DEV Community

Damien Gallagher
Damien Gallagher

Posted on • Originally published at buildrlab.com

Heartbeats in OpenClaw: Cheap Checks First, Models Only When You Need Them

Heartbeats in OpenClaw: Cheap Checks First, Models Only When You Need Them

I used to think “heartbeat” meant “run the assistant every X minutes.” It doesn’t.

In OpenClaw, a heartbeat is just a regular pulse where your agent checks a short checklist and decides one of two things:

  • Nothing important changed → reply HEARTBEAT_OK
  • Something needs attention → send a short alert (and maybe do deeper work)

That sounds simple, but there’s a trap: if you throw an LLM at every heartbeat, you end up paying for a whole lot of “nothing happened.”

This post shows the approach I’m using now:

  • do rule-based checks first (fast, deterministic, basically free)
  • only call a model when there’s actual signal (summaries, decisions, or messy human context)

The core idea: a heartbeat is a gate, not a workflow

Think of a heartbeat as a gatekeeper.

A good heartbeat answers questions like:

  • Did anything break? (CI failing, errors, deploy alarms)
  • Did anything change? (new PR, new task queued, new email from a customer)
  • Is anything time-sensitive? (calendar event in <2 hours, expiring cert)

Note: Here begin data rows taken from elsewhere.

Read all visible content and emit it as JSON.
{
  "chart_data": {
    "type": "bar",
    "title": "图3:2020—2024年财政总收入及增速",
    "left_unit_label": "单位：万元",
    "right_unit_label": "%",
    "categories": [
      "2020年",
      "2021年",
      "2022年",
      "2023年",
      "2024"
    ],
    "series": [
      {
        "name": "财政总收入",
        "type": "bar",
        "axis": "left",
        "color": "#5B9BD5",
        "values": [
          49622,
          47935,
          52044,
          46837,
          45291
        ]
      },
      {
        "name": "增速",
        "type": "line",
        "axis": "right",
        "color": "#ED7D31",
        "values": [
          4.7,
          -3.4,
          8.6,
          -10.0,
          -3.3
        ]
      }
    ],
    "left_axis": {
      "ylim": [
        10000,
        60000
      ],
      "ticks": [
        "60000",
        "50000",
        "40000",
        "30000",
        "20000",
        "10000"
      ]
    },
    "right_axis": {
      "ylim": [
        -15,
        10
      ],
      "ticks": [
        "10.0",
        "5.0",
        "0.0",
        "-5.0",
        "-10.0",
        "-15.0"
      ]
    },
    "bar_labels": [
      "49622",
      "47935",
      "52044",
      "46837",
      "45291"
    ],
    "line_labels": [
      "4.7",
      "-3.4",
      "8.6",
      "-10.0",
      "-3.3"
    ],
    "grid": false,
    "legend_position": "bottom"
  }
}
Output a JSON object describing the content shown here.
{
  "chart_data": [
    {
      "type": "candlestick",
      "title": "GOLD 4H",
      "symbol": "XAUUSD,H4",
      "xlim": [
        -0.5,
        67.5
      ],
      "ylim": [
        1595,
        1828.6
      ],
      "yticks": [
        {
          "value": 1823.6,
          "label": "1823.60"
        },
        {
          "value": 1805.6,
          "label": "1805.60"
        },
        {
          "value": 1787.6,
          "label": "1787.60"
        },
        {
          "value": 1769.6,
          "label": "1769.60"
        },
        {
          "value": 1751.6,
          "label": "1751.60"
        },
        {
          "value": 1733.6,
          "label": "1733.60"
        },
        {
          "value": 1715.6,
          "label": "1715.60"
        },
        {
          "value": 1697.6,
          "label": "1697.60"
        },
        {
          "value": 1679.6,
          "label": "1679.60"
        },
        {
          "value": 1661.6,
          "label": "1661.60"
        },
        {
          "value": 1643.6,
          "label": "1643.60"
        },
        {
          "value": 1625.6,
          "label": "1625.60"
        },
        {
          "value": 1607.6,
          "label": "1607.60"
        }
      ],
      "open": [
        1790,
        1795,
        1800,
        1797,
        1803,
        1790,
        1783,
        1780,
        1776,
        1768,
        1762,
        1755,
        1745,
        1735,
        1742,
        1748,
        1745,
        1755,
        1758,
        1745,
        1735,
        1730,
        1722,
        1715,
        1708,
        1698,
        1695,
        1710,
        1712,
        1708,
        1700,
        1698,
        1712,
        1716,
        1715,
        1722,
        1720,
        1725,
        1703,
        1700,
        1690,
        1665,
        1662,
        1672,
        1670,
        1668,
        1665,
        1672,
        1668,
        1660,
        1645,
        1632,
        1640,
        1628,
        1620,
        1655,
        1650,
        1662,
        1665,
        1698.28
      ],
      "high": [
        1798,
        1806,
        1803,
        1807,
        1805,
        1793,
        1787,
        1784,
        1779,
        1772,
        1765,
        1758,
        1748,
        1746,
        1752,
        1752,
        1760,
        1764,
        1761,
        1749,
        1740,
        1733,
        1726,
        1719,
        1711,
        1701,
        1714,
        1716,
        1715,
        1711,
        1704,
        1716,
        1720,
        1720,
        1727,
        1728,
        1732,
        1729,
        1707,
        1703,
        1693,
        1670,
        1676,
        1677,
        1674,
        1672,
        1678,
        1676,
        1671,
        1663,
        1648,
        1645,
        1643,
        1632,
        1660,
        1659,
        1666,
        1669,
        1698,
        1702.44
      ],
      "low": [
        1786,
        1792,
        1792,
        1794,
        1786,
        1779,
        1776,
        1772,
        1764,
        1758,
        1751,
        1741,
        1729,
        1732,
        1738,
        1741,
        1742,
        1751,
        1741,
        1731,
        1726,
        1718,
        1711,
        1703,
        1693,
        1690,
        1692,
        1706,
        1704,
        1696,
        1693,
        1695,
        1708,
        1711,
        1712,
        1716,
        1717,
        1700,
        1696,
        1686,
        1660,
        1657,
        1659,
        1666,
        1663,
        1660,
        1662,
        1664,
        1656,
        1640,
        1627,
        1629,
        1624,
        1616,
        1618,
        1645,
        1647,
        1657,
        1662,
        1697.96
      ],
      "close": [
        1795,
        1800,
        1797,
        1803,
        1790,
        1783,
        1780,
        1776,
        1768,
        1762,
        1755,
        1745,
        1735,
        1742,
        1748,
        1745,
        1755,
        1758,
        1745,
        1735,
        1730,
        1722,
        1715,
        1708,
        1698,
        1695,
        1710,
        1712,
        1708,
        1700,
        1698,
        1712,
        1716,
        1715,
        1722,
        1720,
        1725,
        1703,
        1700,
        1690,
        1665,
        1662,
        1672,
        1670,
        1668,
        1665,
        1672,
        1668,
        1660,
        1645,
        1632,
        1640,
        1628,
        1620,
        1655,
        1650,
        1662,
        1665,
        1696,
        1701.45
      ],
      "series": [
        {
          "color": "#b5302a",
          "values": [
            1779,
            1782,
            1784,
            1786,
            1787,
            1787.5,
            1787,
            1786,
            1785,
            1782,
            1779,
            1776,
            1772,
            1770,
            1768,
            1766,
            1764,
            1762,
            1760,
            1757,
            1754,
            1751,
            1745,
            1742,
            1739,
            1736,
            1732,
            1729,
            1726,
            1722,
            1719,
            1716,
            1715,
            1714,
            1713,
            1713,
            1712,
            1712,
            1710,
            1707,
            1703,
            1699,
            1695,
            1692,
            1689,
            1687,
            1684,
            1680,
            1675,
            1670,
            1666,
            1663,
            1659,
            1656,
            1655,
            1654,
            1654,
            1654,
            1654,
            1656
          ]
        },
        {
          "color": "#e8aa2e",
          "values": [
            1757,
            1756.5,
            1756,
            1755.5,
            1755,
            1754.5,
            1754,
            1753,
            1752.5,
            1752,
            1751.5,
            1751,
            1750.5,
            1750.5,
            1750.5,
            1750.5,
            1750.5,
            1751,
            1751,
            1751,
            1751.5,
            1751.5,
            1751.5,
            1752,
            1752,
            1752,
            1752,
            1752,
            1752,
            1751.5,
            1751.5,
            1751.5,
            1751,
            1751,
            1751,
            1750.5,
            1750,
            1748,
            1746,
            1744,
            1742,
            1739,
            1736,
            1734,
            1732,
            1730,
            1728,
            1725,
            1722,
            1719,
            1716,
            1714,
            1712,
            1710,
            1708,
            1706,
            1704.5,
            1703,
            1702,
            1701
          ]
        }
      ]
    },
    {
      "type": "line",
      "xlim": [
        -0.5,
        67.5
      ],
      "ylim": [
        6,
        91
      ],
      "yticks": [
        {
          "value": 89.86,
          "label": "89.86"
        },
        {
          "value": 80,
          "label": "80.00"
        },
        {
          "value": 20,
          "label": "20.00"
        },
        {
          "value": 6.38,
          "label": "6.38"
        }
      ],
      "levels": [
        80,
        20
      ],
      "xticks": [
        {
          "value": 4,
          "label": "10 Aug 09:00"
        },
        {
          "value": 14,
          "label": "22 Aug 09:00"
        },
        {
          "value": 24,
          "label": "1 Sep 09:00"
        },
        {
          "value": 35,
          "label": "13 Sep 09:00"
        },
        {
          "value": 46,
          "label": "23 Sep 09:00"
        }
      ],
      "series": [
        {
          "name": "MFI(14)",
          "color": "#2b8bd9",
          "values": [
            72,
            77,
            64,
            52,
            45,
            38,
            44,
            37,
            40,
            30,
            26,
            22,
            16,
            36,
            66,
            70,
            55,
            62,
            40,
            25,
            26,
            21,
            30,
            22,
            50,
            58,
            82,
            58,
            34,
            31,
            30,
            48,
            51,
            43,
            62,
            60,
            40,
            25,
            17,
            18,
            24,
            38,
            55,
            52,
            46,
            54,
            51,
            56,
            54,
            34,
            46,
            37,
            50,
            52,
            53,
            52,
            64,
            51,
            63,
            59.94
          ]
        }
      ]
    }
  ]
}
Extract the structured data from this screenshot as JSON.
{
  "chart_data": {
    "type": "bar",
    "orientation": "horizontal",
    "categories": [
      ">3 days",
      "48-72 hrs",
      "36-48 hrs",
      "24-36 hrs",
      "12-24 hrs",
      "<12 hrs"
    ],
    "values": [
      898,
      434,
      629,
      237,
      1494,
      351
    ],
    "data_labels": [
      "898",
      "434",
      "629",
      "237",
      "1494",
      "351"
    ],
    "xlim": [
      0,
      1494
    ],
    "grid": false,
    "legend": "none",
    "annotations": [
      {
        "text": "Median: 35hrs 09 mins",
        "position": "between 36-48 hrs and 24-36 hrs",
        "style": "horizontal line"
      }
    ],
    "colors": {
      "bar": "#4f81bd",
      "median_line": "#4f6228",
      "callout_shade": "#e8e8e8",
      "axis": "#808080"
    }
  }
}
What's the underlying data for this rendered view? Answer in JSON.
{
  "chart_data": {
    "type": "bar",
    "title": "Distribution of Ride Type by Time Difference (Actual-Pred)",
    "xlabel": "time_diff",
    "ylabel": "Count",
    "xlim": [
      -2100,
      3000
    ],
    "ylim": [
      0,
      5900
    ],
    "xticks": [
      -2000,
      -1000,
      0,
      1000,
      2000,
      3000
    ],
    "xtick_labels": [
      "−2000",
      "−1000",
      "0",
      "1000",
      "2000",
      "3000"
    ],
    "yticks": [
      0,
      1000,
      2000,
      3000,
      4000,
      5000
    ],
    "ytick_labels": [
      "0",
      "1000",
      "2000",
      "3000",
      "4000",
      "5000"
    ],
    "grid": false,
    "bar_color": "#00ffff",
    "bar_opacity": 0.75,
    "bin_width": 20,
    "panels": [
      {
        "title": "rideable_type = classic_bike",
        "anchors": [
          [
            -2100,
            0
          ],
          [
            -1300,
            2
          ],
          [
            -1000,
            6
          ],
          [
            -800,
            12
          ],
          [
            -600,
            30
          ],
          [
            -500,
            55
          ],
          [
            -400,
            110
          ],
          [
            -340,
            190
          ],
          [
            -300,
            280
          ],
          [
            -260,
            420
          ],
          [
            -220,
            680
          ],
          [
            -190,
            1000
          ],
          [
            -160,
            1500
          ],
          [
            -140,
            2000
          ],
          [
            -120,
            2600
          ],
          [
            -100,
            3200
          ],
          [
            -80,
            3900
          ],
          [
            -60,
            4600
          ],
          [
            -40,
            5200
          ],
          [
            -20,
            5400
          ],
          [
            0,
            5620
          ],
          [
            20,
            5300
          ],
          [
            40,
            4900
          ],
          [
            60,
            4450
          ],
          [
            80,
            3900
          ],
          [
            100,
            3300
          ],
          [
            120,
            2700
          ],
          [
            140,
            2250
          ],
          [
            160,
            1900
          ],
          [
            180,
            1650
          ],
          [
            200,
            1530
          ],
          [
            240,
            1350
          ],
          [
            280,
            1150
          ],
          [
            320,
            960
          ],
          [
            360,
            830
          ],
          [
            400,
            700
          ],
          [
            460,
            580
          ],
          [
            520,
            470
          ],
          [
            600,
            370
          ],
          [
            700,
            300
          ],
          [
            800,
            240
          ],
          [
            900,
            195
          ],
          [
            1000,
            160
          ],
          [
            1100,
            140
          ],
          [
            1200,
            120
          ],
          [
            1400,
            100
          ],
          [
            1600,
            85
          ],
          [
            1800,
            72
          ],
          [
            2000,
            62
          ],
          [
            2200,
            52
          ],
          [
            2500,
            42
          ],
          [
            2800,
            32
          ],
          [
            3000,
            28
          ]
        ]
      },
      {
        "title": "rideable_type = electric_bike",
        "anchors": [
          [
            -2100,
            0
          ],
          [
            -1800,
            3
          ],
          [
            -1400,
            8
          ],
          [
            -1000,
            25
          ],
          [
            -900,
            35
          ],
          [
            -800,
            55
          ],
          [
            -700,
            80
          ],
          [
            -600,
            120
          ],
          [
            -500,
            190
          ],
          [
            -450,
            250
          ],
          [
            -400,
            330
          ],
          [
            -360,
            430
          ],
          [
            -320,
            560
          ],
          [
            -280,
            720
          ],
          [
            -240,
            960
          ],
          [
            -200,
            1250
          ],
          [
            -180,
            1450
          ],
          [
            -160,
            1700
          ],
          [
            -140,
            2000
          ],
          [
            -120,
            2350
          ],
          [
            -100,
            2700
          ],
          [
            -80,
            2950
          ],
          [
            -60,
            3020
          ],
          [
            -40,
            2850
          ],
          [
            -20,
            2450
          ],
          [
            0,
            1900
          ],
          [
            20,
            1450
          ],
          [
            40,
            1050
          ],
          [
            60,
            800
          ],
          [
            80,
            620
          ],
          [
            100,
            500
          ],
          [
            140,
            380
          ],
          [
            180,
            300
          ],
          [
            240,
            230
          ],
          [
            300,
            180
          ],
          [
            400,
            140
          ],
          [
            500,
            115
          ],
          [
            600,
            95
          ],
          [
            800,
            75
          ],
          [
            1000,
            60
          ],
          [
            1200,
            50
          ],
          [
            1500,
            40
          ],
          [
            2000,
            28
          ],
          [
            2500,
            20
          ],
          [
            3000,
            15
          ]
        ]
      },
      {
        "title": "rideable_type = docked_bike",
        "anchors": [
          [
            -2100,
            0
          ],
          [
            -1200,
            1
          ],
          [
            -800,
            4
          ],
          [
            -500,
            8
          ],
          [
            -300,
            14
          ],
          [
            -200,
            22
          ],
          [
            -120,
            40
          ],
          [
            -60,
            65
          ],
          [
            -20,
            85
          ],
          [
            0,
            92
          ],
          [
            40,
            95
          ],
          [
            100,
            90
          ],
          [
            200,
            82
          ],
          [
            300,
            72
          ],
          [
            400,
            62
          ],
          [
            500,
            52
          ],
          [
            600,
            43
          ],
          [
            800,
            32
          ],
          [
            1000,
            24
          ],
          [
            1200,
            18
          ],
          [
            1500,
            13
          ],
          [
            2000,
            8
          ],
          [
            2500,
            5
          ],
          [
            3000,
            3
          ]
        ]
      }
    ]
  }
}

If the answer is “no” to all of those… the best output is literally a single line:

HEARTBEAT_OK

Anything more is noise.


You usually don’t need a model for that

Most heartbeat logic is not “reasoning.” It’s just checking state.

Examples that don’t need an LLM:

  • is the repo dirty?
  • are there open PRs?
  • did the agent queue grow?
  • did a job fail?
  • did Slack/WhatsApp disconnect?

For this, a shell script + a few API calls is perfect.

A practical pattern: cheap mode first

Run a lightweight script first. It outputs either:

  • HEARTBEAT_OK
  • or HEARTBEAT_ALERT + bullet list of what changed

Only if it prints an alert do you involve a model.

That gives you the best of both worlds:

  • $0 heartbeats most of the time
  • still get a clean human summary when something real happens

When should you involve a model?

A model is worth it when the output benefits from language understanding:

  • summarising multiple alerts into one message
  • deciding what to do first when several things changed at once
  • writing a “brief” that a human actually wants to read
  • turning raw logs into a short action plan

In my setup, I keep it simple:

  • run cheap checks
  • if alert → use a small model (e.g. Claude Haiku) to summarise + recommend next actions

Tuning heartbeat frequency: faster isn’t always better

Heartbeat schedules are like monitoring: you want fast enough to catch the important stuff, but not so frequent that it turns into spam (or cost creep).

Short intervals (e.g. every 5 minutes)

Good for:

  • high-velocity shipping (lots of PRs / CI runs)
  • active incident response
  • anything with a “respond now” requirement

Bad for:

  • cost, if an LLM runs every time
  • notification fatigue (“another alert… for nothing”)
  • wasted compute / API calls

Longer intervals (e.g. every 30–60 minutes)

Good for:

  • most solo founder work
  • “keep an eye on it” workflows
  • staying informed without interruptions

Bad for:

  • you’ll learn about failures later
  • some tasks won’t feel “real-time”

A simple rule of thumb

  • If you’re actively shipping: 5–15 minutes
  • If you’re in build mode but stable: 30 minutes
  • If you’re just keeping watch: 60–120 minutes

And if you need something at an exact time (“remind me at 9am sharp”), use a scheduled job (cron) instead of heartbeats.


The takeaway

If you’re using OpenClaw (or any agent system):

  1. Make heartbeats cheap and deterministic
  2. Treat the model as an escalation layer, not the default
  3. Tune frequency so you get signal, not noise

If you want to copy the pattern, start with a tiny script that prints either HEARTBEAT_OK or a short HEARTBEAT_ALERT list — and only summarise the alert with a model when you need to.